27. By its nature this credit report was a report of nothing more than a claimed debt. Such a claim could eventually give rise to legal proceedings or other determinations, consensual or otherwise, resulting in a conclusion that the debt was not owed as claimed or at all. Whether it is right or fair that credit reports of disputed claims can adversely affect customers whose denials may later be vindicated, is a policy question falling beyond this court’s mandate.

28. The plaintiff cited no authority to suggest that a false report of a relatively small unpaid account is defamatory. At common law such a report could be actionable in negligence and perhaps otherwise, but here the sole cause of action advanced is defamation.

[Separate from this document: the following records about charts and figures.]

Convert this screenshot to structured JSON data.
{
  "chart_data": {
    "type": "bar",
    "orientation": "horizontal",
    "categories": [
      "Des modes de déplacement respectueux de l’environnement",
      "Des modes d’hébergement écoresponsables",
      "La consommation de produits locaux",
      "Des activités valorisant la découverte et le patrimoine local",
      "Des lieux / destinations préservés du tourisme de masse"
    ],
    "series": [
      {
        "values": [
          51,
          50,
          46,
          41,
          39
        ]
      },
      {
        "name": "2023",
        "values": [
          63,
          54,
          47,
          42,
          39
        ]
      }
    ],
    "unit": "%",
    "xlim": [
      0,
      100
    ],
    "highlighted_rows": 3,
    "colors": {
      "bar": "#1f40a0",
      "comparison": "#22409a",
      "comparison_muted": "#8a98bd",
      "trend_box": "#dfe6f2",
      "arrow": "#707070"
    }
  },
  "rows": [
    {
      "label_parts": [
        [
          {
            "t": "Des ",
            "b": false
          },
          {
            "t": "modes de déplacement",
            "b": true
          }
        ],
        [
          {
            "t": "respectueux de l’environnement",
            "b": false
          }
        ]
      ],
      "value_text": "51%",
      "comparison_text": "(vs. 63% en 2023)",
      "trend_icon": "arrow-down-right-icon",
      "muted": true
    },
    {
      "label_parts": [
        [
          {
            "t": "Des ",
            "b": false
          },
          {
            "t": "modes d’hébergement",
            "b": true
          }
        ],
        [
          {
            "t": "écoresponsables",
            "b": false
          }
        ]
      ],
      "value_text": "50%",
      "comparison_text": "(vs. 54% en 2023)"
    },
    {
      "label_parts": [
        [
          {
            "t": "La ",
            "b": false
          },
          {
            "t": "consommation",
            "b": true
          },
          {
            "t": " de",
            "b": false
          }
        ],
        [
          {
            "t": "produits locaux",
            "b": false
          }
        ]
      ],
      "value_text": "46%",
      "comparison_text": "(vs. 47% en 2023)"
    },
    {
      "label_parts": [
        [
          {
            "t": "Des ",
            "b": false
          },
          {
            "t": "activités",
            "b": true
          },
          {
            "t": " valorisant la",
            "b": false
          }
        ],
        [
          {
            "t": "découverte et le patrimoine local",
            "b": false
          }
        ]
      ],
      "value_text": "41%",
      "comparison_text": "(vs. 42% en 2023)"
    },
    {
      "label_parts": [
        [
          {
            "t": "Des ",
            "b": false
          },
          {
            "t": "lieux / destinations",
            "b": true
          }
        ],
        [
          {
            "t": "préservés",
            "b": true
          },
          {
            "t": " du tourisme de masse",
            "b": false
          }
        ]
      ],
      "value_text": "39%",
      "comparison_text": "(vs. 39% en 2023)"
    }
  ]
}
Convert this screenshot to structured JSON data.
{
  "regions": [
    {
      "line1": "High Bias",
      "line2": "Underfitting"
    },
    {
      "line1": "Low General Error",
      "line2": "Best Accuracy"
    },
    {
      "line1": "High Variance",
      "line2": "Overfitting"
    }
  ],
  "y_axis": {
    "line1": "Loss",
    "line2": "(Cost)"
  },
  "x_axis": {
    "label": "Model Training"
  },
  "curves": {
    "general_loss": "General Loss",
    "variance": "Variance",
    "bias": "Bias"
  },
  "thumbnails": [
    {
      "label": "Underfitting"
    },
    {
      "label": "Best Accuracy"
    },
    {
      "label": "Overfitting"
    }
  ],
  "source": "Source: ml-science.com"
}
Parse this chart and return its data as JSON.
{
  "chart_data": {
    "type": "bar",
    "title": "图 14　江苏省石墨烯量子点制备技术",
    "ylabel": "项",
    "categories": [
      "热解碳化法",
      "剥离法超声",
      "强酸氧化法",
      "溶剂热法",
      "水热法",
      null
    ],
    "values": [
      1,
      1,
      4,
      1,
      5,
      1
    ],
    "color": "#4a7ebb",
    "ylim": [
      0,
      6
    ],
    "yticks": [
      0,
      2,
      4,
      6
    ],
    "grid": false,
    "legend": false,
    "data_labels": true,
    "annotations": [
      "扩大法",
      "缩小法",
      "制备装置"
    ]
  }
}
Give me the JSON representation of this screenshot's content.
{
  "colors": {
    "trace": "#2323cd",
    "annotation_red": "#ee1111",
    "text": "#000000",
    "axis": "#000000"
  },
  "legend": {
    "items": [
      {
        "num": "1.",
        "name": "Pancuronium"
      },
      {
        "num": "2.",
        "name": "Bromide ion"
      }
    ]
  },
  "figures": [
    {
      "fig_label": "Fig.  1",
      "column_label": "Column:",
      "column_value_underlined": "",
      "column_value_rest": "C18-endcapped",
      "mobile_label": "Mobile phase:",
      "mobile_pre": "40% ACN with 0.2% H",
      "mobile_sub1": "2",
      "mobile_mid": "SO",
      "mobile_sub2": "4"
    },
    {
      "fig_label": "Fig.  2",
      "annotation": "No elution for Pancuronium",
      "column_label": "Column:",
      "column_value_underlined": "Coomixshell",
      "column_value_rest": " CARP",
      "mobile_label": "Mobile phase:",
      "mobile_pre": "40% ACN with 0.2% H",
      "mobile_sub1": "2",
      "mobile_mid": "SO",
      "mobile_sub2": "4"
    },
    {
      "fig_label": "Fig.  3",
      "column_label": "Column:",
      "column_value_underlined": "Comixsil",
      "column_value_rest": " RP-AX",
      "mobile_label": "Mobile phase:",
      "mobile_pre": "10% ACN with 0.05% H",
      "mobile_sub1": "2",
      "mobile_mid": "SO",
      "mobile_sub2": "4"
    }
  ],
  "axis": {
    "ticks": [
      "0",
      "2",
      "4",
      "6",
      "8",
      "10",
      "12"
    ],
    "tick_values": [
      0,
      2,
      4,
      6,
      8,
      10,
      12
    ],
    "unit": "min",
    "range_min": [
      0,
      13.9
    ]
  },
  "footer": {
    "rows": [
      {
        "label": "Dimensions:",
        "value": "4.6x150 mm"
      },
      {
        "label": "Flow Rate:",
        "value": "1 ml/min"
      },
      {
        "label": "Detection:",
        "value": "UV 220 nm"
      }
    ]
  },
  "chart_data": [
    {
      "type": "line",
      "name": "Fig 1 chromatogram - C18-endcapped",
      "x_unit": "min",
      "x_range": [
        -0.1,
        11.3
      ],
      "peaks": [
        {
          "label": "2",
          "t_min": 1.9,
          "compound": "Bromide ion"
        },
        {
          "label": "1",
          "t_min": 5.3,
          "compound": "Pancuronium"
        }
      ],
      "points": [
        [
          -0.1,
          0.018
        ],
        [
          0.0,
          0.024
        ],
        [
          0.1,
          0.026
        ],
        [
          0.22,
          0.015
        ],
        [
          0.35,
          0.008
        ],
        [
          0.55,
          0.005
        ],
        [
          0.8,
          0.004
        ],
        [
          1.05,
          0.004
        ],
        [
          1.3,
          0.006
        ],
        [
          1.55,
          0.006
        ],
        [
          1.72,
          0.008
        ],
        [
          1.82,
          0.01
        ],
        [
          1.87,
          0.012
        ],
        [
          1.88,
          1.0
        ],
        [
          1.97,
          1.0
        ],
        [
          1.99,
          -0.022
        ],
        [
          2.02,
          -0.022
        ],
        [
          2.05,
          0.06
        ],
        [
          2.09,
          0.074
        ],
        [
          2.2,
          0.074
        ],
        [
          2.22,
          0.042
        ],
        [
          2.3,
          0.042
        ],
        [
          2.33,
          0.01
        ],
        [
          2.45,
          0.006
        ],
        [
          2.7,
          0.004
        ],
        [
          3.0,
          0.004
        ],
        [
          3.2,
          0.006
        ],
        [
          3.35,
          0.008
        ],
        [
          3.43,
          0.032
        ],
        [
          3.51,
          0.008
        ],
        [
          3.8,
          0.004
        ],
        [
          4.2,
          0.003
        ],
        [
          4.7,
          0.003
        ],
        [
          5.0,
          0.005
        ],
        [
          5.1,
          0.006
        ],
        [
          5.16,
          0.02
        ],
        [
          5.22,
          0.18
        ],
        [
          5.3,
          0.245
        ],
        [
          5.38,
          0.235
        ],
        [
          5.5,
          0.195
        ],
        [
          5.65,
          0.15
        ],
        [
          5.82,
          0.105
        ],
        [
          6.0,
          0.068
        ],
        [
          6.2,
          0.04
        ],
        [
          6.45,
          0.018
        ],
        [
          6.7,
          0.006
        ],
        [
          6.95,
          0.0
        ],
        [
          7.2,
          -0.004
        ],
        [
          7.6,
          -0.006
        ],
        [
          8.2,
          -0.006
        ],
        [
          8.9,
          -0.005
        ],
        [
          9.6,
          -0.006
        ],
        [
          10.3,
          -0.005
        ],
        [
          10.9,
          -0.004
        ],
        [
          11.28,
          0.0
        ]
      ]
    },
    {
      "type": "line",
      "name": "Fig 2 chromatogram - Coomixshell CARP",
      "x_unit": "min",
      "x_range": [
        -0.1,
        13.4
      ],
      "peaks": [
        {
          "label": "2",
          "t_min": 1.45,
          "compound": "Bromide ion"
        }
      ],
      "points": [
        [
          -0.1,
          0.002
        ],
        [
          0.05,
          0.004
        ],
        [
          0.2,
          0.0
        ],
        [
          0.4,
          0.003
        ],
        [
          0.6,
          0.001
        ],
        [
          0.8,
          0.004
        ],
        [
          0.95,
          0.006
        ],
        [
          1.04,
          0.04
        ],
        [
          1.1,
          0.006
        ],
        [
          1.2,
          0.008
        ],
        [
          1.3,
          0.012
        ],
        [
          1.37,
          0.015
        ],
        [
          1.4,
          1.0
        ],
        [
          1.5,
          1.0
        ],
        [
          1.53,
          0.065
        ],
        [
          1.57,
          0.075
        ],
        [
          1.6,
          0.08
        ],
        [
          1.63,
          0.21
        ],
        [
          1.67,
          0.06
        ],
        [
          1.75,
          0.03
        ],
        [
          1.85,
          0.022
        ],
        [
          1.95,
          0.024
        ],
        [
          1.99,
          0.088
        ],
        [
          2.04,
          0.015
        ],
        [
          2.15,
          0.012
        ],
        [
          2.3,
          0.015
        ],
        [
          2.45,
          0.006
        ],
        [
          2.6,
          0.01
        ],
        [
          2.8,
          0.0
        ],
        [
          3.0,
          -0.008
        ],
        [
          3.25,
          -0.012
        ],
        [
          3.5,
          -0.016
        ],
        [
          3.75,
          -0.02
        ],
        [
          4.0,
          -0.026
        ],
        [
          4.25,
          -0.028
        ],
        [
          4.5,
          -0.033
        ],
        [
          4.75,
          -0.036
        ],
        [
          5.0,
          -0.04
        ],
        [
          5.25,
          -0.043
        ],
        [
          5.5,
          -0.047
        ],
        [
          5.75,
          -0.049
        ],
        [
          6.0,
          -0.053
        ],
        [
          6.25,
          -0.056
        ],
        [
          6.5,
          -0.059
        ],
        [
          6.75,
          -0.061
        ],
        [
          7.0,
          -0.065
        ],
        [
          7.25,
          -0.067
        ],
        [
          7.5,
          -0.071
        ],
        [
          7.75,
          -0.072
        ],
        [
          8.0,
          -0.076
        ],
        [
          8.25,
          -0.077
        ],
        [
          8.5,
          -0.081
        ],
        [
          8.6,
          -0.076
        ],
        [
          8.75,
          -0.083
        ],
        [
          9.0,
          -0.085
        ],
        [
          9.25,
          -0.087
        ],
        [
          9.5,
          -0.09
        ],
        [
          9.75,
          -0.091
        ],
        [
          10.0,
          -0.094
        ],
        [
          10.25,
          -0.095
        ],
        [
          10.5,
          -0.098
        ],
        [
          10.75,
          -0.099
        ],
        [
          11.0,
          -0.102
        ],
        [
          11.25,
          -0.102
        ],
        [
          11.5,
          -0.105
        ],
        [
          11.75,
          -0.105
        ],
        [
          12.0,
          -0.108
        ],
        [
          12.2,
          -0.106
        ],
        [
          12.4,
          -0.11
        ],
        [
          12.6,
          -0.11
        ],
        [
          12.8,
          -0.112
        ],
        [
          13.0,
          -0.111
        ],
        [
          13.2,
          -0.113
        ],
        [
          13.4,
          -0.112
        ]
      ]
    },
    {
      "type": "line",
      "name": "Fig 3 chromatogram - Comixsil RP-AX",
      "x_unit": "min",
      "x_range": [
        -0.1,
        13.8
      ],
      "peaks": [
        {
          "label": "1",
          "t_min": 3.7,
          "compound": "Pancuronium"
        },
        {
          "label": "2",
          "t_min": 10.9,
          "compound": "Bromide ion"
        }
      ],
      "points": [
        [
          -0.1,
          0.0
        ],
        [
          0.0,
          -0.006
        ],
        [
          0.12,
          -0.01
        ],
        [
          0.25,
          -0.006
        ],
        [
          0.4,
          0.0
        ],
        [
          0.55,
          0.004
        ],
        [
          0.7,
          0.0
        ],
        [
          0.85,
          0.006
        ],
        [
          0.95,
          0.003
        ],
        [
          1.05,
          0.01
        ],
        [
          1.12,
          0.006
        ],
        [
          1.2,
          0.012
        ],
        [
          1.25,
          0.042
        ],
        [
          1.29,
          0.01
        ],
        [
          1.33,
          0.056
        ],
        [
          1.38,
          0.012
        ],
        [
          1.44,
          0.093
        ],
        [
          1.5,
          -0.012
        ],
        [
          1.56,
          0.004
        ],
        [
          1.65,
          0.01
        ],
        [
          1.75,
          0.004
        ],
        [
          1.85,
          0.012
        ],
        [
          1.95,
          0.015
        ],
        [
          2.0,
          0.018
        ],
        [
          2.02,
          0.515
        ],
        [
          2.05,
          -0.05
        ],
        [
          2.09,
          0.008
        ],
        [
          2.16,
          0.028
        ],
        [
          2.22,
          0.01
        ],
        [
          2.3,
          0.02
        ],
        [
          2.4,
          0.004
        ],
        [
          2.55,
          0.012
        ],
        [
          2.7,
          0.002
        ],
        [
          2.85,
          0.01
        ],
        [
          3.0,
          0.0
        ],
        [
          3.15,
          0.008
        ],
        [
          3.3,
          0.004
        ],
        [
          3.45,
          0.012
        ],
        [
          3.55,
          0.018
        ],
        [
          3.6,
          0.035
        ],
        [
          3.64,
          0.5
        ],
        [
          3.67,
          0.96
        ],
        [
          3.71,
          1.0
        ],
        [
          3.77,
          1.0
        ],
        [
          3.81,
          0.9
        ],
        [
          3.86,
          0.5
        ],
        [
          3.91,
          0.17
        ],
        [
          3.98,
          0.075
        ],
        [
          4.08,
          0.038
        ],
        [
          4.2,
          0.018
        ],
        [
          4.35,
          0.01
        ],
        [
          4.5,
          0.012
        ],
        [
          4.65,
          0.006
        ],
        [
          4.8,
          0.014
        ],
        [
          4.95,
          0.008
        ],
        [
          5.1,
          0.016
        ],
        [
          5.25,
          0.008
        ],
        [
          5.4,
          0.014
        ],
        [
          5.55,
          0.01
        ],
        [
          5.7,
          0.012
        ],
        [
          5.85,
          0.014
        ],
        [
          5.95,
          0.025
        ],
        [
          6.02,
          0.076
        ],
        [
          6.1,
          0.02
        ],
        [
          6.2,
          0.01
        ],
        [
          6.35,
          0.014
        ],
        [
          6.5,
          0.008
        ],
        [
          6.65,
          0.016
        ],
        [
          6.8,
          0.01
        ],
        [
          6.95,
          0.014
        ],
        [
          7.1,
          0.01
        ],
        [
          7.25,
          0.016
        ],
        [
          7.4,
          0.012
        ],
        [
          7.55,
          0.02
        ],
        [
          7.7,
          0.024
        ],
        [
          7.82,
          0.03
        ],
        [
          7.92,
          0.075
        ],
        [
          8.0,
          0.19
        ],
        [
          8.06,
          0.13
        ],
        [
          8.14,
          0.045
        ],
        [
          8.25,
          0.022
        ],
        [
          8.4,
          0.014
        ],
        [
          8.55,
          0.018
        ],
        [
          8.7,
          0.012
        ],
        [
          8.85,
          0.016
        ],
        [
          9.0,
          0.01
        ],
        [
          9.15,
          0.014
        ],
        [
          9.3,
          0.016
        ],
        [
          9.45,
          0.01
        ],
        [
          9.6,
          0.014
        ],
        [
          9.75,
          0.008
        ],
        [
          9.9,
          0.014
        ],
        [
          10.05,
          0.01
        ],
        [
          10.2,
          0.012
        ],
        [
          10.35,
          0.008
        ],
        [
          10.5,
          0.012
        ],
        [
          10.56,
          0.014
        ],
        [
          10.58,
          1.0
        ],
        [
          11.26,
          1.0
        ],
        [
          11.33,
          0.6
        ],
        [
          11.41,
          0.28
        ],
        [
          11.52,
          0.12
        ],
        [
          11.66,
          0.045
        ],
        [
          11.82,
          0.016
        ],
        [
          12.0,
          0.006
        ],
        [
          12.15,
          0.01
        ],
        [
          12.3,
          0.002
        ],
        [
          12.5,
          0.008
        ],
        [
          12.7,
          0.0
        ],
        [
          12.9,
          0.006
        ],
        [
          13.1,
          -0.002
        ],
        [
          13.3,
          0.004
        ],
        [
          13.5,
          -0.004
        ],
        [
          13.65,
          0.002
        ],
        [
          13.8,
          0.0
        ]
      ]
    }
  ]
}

29. Applying first principles derived from the appellate authorities cited earlier, I was not persuaded on a balance of probabilities that the credit report or reports made in this case were defamatory. Many individuals in the normal course of their lives have disputes over small accounts claimed by businesses. The customer may decline to pay and the business may elect to make a credit report despite knowing that it is a disputed account. Such claims may then find their way into the credit reporting system, at least temporarily and may or may not cause chagrin to the customer. In this case it is a comparatively minor matter of gym membership dues alleged to have remained unpaid.